It was also during this journey that Bonaparte began to date his decrees from the places through which he passed. He had hitherto left a great number of signatures in Paris, in order that he might be present, as it were, even during his absence, by the acts of his Government. Hitherto public acts had been signed in the name of the Consuls of the Republic. Instead of this formula, he substituted the name of the Government of the Republic. By means of this variation, unimportant as it might appear, the Government was always in the place where the First Consul happened to be. The two other Consuls were now mere nullities, even in appearance. The decrees of the Government, which Cambaceres signed during the campaign of Marengo, were now issued from all the towns of France and Belgium which the First Consul visited during his six weeks’ journey. Having thus centred the sole authority of the Republic in himself, the performers of the theatre of the Republic became, by a natural consequence, his; and it was quite natural that they should travel in his suite, to entertain the inhabitants of the towns in which he stopped by their performances. But this was not all. He encouraged the renewal of a host of ancient customs. He sanctioned the revival of the festival of Joan of Arc at Orleans, and he divided the Institute into four classes, with the intention of recalling the recollection of the old academies, the names of which, however, he rejected, in spite of the wishes and intrigues of Suard and the Abby Morellet, who had gained over Lucien upon this point.
However, the First Consul did not give to the classes of the Institute the rank which they formerly possessed as academies. He placed the class of sciences in the first rank, and the old French Academy in the second rank. It must be acknowledged that, considering the state of literature and science at that period, the First Consul did not make a wrong estimate of their importance.

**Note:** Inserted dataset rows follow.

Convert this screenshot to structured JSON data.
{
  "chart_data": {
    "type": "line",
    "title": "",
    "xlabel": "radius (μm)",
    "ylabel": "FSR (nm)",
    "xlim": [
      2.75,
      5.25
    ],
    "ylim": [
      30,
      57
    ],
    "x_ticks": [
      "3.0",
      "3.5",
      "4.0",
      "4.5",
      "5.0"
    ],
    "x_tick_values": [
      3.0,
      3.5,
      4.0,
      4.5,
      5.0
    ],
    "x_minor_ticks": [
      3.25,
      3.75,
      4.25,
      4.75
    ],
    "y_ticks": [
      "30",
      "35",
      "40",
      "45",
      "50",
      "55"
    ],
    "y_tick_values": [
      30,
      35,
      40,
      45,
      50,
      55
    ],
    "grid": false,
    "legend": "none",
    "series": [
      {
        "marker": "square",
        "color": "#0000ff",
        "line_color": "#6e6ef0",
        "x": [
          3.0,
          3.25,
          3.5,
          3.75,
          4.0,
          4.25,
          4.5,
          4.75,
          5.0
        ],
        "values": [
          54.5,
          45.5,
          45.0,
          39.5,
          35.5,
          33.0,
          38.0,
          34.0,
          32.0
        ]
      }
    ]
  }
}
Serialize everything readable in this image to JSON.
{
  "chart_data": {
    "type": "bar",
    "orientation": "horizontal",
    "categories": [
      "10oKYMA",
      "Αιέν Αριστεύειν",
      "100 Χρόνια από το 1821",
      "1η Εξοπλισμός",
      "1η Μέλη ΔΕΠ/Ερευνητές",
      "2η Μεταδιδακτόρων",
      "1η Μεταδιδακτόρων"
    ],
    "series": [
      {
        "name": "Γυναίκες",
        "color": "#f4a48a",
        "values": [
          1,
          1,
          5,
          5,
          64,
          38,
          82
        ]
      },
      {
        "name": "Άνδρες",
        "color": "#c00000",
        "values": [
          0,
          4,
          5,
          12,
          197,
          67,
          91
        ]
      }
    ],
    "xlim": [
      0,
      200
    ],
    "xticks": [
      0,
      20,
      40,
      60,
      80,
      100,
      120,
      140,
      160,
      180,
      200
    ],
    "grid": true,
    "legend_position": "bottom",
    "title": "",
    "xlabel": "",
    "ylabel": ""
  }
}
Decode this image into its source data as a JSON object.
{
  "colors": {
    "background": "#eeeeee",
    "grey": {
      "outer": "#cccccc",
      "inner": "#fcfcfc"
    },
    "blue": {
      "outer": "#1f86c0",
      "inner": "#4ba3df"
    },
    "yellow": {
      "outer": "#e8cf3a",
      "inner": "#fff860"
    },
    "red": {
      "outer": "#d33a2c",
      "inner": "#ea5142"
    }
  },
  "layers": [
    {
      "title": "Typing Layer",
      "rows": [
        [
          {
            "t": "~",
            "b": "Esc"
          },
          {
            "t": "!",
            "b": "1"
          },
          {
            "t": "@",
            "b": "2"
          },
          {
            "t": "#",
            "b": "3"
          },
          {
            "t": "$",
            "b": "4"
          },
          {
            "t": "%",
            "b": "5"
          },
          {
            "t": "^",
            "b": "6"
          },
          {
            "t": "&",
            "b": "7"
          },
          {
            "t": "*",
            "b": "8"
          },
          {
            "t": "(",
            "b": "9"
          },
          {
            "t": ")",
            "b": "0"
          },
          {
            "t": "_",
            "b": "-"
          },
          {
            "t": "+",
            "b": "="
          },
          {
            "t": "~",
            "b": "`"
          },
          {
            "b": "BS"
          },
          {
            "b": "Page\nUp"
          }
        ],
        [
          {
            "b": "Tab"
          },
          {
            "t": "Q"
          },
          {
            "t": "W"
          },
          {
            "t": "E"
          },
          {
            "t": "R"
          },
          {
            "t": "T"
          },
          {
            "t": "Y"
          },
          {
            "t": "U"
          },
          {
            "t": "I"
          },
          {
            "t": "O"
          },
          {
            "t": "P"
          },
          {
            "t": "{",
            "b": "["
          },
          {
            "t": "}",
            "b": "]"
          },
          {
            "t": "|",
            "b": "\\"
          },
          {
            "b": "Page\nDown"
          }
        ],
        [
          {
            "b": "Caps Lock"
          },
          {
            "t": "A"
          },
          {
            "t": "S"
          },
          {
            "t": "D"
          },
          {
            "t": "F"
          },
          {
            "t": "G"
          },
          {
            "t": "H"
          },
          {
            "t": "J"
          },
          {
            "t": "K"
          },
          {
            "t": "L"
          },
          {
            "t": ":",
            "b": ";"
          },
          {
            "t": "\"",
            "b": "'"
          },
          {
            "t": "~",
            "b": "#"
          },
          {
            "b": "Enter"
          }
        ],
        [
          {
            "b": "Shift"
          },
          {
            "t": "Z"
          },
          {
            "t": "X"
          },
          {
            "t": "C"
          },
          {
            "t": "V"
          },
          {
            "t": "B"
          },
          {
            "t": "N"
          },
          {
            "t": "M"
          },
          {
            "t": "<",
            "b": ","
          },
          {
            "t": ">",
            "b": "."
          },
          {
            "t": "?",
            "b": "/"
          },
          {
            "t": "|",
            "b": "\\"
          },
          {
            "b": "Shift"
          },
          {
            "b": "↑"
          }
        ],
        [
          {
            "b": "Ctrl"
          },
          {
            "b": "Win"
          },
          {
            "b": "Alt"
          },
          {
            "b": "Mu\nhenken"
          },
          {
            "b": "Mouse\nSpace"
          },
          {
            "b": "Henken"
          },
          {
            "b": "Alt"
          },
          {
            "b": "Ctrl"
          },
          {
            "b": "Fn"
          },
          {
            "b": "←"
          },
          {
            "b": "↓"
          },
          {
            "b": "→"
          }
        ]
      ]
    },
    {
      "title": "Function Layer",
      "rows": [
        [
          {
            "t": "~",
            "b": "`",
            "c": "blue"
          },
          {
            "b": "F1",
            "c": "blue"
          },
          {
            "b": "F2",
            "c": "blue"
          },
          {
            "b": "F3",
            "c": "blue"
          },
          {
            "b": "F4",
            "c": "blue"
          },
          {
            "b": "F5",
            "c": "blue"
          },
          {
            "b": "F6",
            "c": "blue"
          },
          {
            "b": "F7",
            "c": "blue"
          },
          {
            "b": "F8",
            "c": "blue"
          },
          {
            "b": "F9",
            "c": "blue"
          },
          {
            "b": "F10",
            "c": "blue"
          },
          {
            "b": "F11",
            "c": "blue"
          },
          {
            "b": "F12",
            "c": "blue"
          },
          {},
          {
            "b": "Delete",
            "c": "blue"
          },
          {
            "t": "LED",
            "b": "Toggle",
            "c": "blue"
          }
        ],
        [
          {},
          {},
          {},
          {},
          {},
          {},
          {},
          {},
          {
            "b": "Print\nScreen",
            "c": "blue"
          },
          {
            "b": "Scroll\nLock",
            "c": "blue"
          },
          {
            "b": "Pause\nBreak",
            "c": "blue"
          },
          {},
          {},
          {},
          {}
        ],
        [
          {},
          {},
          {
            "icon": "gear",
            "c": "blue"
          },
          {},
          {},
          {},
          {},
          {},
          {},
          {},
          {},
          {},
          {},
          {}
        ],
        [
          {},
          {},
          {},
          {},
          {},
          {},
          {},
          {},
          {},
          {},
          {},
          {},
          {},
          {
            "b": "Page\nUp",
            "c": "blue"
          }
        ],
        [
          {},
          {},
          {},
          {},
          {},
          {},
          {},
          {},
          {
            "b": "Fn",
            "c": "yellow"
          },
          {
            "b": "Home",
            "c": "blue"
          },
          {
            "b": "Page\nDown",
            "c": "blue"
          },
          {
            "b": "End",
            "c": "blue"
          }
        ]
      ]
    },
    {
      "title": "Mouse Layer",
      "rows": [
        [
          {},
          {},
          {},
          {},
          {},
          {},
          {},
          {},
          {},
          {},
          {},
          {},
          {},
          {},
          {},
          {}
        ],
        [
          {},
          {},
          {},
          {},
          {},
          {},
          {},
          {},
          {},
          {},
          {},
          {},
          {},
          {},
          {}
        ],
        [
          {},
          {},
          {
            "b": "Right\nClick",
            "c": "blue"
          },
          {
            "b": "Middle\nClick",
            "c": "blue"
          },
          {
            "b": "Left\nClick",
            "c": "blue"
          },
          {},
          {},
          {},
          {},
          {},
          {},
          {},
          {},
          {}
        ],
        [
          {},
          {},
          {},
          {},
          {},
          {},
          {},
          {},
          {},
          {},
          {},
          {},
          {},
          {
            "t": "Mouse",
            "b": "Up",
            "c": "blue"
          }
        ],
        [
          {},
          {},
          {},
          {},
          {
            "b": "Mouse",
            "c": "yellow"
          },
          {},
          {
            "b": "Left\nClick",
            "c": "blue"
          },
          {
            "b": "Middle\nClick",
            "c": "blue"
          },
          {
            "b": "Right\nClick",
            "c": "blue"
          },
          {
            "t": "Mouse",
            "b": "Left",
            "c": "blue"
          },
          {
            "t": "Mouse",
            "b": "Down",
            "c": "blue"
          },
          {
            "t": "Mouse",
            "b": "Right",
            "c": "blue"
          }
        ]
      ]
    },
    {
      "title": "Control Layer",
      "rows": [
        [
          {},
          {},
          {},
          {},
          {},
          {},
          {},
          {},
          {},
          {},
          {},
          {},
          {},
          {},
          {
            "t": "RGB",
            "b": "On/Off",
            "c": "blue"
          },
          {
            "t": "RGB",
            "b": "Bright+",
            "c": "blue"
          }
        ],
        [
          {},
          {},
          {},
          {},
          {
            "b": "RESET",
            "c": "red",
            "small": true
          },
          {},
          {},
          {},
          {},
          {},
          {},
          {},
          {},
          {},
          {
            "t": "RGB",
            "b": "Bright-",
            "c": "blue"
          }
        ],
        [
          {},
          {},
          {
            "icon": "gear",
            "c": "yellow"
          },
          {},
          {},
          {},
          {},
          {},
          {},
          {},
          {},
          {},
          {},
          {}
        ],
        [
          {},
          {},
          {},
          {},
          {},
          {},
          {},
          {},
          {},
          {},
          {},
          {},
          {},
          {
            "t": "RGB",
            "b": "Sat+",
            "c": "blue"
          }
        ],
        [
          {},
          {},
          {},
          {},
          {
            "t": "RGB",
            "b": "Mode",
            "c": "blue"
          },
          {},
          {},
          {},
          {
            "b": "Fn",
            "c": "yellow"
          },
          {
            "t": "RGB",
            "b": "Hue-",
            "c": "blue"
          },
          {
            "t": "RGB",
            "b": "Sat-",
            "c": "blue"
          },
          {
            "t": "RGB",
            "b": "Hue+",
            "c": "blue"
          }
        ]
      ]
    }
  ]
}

Although the literature of France could boast of many men of great talent, such as La Harpe, who died during the Consulate, Ducis, Bernardin de Saint-Pierre, Chenier, and Lemercier, yet they could not be compared with Lagrange, Laplace, Monge, Fourcroy, Berthollet, and Cuvier, whose labours have so prodigiously extended the limits of human knowledge. No one, therefore, could murmur at seeing the class of sciences in the Institute take precedence of its elder sister. Besides, the First Consul was not sorry to show, by this arrangement, the slight estimation in which he held literary men. When he spoke to me respecting them he called them mere manufacturers of phrases. He could not pardon them for excelling him in a pursuit in which he had no claim to distinction. I never knew a man more insensible than Bonaparte to the beauties of poetry or prose. A certain degree of vagueness, which was combined with his energy of mind, led him to admire the dreams of Ossian, and his decided character found itself, as it were, represented in the elevated thoughts of Corneille. Hence his almost exclusive predilection for these two authors With this exception, the finest works in our literature were in his opinion merely arrangements of sonorous words, void of sense, and calculated only for the ear.